Why some women will have to wait to get their full state pension

WASPI (Women against state pension age inequality) have led protests against changed to state pension age
WASPI (Women against state pension age inequality) have led protests against changed to state pension age
Promoted by Cazenove Capital

With the age at which people can claim state pension in the UK gradually increasing, many individuals will have to work longer than they would have expected at the outset of their career.

And women in particular could be facing financial hardship as a result of a “birth date pensions lottery”.

For generations, men have been able to access their state pension at the age of 65, while women received their entitlement at 60. But this has changed due to equalisation with both men and women set to receive their pension at 65 and the age for everyone gradually rising in the coming years.

While most people have welcomed equalisation, there is concern about the ‘birth date pensions lottery’ which means a lot of women born in the 1950s could be placed in a financially vulnerable position,

This is as a result of then-Chancellor George Osborne in 2011 announcing that the timing of legislation drawn up by earlier Conservative and Labour Governments to increase the pension age was being brought forward.

Bob Hair, wealth planning director and head of Edinburgh office at Cazenove Capital, explains the “birth date lottery” for women born in the 1950s.

He says: “If you’re a woman who happened to have been born in 1954, you’re now retiring aged 65, eight months and five days. That means you’re not retiring until 2020 which is six years later as a result of the equalisation. That’s why it’s a birth date lottery.

“A lot of women in their 60s today will not necessarily have worked for their entire career or have been in full-time employment, for example due to child care commitments, so will not be entitled to a full state pension and now they will have to wait longer for it.”

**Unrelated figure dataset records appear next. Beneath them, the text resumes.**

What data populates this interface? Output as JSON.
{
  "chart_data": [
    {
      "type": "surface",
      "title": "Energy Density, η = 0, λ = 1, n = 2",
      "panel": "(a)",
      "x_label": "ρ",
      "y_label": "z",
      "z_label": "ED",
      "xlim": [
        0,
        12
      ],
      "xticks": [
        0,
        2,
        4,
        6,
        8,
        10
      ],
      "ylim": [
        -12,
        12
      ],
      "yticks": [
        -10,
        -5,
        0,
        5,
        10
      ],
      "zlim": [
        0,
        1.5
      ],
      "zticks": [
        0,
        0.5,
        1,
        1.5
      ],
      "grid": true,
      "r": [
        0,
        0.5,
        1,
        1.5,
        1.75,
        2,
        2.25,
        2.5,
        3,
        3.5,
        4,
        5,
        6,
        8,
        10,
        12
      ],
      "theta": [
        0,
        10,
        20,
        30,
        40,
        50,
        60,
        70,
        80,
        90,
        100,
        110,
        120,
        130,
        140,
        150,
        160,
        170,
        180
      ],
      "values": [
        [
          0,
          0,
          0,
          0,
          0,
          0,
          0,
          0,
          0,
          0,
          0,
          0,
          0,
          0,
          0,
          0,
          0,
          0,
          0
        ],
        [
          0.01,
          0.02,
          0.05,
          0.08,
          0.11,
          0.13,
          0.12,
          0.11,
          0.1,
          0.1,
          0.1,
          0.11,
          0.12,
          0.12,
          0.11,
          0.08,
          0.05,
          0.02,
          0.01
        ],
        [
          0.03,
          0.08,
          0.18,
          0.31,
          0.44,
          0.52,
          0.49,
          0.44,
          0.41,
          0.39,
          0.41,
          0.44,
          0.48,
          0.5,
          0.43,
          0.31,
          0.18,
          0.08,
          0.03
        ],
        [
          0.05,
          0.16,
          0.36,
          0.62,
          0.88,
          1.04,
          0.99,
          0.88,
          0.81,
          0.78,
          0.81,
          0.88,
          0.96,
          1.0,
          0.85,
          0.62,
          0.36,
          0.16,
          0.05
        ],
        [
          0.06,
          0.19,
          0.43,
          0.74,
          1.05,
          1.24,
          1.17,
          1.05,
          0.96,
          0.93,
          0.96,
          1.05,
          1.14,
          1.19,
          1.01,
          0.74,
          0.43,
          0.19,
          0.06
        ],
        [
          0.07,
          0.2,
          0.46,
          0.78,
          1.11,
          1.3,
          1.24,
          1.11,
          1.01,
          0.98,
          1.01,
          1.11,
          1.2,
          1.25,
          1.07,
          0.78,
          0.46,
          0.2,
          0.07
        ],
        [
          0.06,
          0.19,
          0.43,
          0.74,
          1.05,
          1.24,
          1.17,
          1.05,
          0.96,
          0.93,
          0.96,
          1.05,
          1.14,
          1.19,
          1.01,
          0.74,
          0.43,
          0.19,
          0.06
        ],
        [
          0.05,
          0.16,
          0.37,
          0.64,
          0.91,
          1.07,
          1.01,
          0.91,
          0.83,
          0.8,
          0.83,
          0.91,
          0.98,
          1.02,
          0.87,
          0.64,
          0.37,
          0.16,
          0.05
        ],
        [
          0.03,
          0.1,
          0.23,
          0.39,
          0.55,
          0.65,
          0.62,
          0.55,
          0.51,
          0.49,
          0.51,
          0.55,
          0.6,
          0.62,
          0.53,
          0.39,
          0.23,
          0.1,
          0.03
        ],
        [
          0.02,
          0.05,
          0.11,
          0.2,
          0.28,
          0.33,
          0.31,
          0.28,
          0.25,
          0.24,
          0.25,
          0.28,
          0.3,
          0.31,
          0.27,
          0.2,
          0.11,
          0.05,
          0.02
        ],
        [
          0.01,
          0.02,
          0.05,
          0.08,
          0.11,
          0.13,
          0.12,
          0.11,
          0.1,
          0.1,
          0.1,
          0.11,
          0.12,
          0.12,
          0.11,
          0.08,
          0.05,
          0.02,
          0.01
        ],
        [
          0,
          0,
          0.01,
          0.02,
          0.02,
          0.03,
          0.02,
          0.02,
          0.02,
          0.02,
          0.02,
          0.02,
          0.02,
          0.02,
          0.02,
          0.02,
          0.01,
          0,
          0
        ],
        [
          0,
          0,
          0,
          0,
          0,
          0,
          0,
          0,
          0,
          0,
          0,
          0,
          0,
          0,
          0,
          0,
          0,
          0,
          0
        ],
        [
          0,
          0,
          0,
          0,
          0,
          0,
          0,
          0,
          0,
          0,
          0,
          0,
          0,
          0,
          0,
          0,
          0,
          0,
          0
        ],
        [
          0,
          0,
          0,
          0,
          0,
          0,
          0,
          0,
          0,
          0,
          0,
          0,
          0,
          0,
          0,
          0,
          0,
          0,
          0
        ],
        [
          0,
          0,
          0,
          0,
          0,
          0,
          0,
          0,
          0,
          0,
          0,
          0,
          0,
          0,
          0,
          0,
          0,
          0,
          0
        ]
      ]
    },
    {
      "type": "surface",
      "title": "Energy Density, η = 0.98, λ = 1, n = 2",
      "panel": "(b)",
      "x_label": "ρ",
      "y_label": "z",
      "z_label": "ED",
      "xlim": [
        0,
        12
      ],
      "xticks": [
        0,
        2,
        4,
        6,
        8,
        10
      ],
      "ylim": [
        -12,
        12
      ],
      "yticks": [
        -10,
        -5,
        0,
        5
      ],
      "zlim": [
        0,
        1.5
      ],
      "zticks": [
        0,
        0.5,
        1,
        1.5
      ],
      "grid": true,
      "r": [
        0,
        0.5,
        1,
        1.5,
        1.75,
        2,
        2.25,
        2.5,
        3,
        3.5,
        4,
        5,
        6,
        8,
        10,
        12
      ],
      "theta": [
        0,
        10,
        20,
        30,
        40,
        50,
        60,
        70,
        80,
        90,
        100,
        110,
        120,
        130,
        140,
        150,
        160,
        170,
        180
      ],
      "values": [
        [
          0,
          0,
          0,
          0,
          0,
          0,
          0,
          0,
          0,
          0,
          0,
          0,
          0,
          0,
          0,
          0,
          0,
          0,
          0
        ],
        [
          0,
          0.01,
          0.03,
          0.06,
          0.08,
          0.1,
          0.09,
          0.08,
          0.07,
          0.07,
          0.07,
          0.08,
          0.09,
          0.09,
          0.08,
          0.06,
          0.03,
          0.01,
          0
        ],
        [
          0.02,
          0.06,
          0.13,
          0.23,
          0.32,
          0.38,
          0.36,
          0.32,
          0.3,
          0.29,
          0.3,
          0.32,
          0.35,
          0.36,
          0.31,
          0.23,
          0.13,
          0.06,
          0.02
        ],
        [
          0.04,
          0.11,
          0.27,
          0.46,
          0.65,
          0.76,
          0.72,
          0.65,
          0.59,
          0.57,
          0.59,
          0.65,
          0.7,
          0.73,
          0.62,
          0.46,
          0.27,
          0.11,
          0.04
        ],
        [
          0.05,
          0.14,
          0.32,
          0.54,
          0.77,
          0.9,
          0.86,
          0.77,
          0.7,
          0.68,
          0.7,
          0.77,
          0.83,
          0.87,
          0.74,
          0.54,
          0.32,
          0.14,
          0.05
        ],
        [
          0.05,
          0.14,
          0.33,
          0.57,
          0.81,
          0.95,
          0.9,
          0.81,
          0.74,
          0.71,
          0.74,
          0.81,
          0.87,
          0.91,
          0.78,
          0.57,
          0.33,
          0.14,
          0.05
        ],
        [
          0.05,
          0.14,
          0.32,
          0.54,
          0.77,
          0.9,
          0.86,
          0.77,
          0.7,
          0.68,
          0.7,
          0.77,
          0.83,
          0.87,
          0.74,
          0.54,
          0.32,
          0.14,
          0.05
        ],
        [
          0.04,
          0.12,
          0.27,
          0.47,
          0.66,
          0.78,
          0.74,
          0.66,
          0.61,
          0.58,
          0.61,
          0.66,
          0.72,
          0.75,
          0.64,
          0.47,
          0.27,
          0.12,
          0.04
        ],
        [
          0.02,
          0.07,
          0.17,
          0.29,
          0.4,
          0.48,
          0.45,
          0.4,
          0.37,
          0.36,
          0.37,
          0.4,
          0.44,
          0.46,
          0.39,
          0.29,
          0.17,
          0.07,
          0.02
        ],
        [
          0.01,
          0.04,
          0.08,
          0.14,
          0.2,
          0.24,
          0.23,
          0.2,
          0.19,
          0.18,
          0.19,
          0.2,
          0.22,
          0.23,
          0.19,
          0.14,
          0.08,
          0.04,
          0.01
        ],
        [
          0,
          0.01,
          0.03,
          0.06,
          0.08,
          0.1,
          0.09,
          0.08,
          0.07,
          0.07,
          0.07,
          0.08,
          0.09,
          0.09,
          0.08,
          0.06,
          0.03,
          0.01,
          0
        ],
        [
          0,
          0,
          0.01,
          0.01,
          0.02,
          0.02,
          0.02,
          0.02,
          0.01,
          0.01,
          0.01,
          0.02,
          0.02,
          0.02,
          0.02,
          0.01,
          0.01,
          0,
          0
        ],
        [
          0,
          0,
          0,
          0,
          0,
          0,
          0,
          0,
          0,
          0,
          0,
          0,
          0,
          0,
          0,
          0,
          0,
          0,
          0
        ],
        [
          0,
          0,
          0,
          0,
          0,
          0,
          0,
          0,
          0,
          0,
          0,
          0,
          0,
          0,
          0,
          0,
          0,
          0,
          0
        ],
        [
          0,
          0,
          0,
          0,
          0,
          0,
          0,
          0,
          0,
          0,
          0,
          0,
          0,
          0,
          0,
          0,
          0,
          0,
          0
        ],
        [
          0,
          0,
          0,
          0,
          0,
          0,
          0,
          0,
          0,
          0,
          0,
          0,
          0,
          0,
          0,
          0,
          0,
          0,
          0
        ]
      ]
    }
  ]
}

Millions of women got little notice of the higher pension age being introduced earlier. While the Women Against State Pension Inequality (WASPI) voluntary organisation launched in 2015 agrees with equalisation it is campaigning against how it was introduced. In particular, it has concerns over the lack of notice given to women that they would need to wait longer for their pension.

WASPI wants a ‘bridging’ pension to provide an income to fill the gap and compensation for losses for those who have already reached state pension age.

Susan Beevers of WASPI says: “Some 3.8 million women were affected by a lack of notice of the increase in the state pension age and about half a million women never received any notification. Women tend to be more reliant than men on state pensions – they might have worked part time – and the financial impact of these changes on women is significant.

She says WASPI is making excellent progress with many MPs on board, but the government is taking a long time to react and the complaints process is slow.

According to Hair, women might have to continue to work for longer or save harder to raise capital to fill the gap before their state pension kicks in. He advises women to check their state pension entitlement to see if it is worth topping up their National Insurance record to get the full amount.

He also says that people approaching retirement should not regard it as too late to set-up a personal pension as it could be beneficial in terms of income tax.

The first 25 per cent of pension money can be drawn tax free.

He says: “State pension can be a really valuable building block so don’t forget about it. Get a forecast so you know where you stand, when your pension is payable, whether there is anything you can do to top it up and whether you can delay claiming your pension.

“It’s quite a big jump if you don’t take your pension from one year to the next. You can actually roll it over and that can be quite attractive in certain circumstances.”